IBM Pushes "Service Products"

To make its IT services easier for companies to buy, use, and pay for, Big Blue plans to offer them in a catalog of standardized packages

From a corporate point of view, the best thing about info tech services is that, if everything goes right, a company gets all the handholding it needs to obtain exactly the software applications and computer systems it wants. Problem is, that's also the worst thing about them.

Tech services are labor intensive. New applications are often built from scratch or highly customized. As a result, companies pay about four times as much for services as they do for the software products and computer gear associated with those services. And that's precisely one of the reasons the $650 billion tech services market is growing at less than 5% per year.

IBM (IBM) is about to roll out a new way of delivering services that it hopes will light a fire under its slow-growing services business (see, 8/15/06, "IBM's Revved-up Software Engine"). On Sept. 26, Big Blue launches its strategy to create a sizable catalog of "service products." Two are to be announced immediately, and 28 more are supposed to go public in the next two months.


The idea is to make services as easy to buy, consume, and pay for as products. "It's not just a people service. We combine people services, software, and our knowledge of business processes—and we deliver it around the globe at prices that are more attractive than the cost of companies doing it themselves," says Mike Daniels, senior vice-president of IBM Global Technology Services, which, at $32 billion in revenues last year, is the biggest chunk of IBM's service business.

The move is a key advance in Daniels' effort to improve revenue growth and profit margins. He was appointed to the job in a major reorganization 14 months ago, but his hoped-for turnaround has been slow in coming. The Global Technology Services division didn't grow in the second quarter, though Daniels improved the pre-tax income from a loss in the second quarter a year ago to a $787 million profit and a respectable margin of 9.4% in this year's second quarter.

"My goal is to grow with the industry, and then, when we're there, to surpass it," says Daniels. Even though IBM has been losing market share, it's still the 800-pound gorilla of tech services. Analysts say the rest of the industry may now be forced to deliver services in product-like packages, as well (see, 10/18/05, "IBM's Small Biz Engine That Could").


"When IBM leads, usually other companies try to follow," says analyst Bob Djurdjevic of market researcher Annex Research. He cautioned that other services outfits, in particular the Indian upstarts, don't have the software intellectual property and the knowledge of diverse industries that IBM has (see, 6/5/06, "IBM Wakes Up to India's Skills"). "You can't just roll them off the shelf," he says. "They may be able to pick some niches where they can do it, but they won't be able to do it across the board like IBM can."

The idea of making services more like products has been an ongoing quest for the services industry for years.
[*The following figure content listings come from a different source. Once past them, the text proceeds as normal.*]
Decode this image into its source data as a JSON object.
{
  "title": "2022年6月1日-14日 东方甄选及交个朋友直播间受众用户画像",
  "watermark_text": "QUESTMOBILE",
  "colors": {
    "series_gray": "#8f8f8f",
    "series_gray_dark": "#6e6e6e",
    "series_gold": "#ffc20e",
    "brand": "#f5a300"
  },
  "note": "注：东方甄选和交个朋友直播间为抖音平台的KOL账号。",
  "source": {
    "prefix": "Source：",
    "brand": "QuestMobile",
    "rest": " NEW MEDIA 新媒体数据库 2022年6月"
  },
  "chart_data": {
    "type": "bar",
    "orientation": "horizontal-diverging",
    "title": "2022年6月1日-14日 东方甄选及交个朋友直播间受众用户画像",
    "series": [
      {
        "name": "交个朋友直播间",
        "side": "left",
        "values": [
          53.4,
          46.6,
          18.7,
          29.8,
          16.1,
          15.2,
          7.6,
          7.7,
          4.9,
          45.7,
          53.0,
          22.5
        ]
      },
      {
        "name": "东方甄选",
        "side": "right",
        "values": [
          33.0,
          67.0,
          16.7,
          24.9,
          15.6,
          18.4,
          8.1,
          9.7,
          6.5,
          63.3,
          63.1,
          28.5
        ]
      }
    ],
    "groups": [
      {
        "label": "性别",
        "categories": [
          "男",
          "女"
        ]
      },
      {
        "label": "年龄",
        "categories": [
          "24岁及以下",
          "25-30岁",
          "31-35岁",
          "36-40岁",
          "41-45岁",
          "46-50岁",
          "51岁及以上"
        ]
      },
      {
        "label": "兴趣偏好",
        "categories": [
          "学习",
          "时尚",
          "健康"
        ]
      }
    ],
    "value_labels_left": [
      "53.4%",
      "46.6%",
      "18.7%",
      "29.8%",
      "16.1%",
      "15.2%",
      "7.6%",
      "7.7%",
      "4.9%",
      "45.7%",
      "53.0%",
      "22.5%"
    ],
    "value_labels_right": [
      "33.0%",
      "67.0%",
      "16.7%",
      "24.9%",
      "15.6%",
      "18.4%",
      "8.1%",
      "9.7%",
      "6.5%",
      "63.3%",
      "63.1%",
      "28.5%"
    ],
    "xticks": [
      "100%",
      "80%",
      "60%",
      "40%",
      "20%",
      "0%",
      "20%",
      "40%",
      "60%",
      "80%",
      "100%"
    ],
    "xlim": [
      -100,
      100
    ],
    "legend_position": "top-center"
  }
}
Already, most of the larger companies, IBM among them, have created what they call service "solutions." Their consultants combine reusable software pieces and best-of-breed business processes to create semicustomized systems for their clients. Indian tech services leader Tata Consultancy Services, for instance, has 40 solutions for nine industries, including offerings for financial services, telecom, and retail. For its part, Dell (DELL) has created a catalog of basic technology installation services, such as migrating from an out-of-date e-mail system to Microsoft's Exchange Server.


What's different about the IBM offerings is they're more sophisticated than Dell's and, at the same time, they're more standardized than service solutions have been. Elizabeth Smith, general manager of IBM's Information Access Services unit, says the new service products will be listed in a catalog complete with pricing formulas. All will contain basic software components, which clients will license from IBM. In addition, they'll include service methods, some of which IBM has patented.

If the customer wants, IBM will write additional customized software that runs on top. With one of the new offerings, Network Convergence Services, for instance, IBM will provide a package that includes assessment, a standardized design, and implementation services for companies wishing to combine voice, data, and video telecommunications services in a single network.

IBM has been trying out the product-like approach with a number of customers. Among them is Northern Lights Regional Health Services, a provincial health-care provider in Canada's oil shale region. The organization's hospitals and clinics are spread over a vast territory, so it relies heavily on telecommunications. Last year, Northern Lights hired IBM to design and build a new wireless network for its central office in Fort McMurray, Alberta.

"We bought it as a package: design, implementation, and price. It was like a checklist," says Colin Jardine, the organization's chief information officer. For Jardine, the big relief is that since his wireless network was designed and installed in a standardized way, it will be easier for him to fix problems if something goes wrong. Also, IBM is on the hook. "If there are any problems down the road, I go to them." That's an extra incentive for IBM to get its new service products right.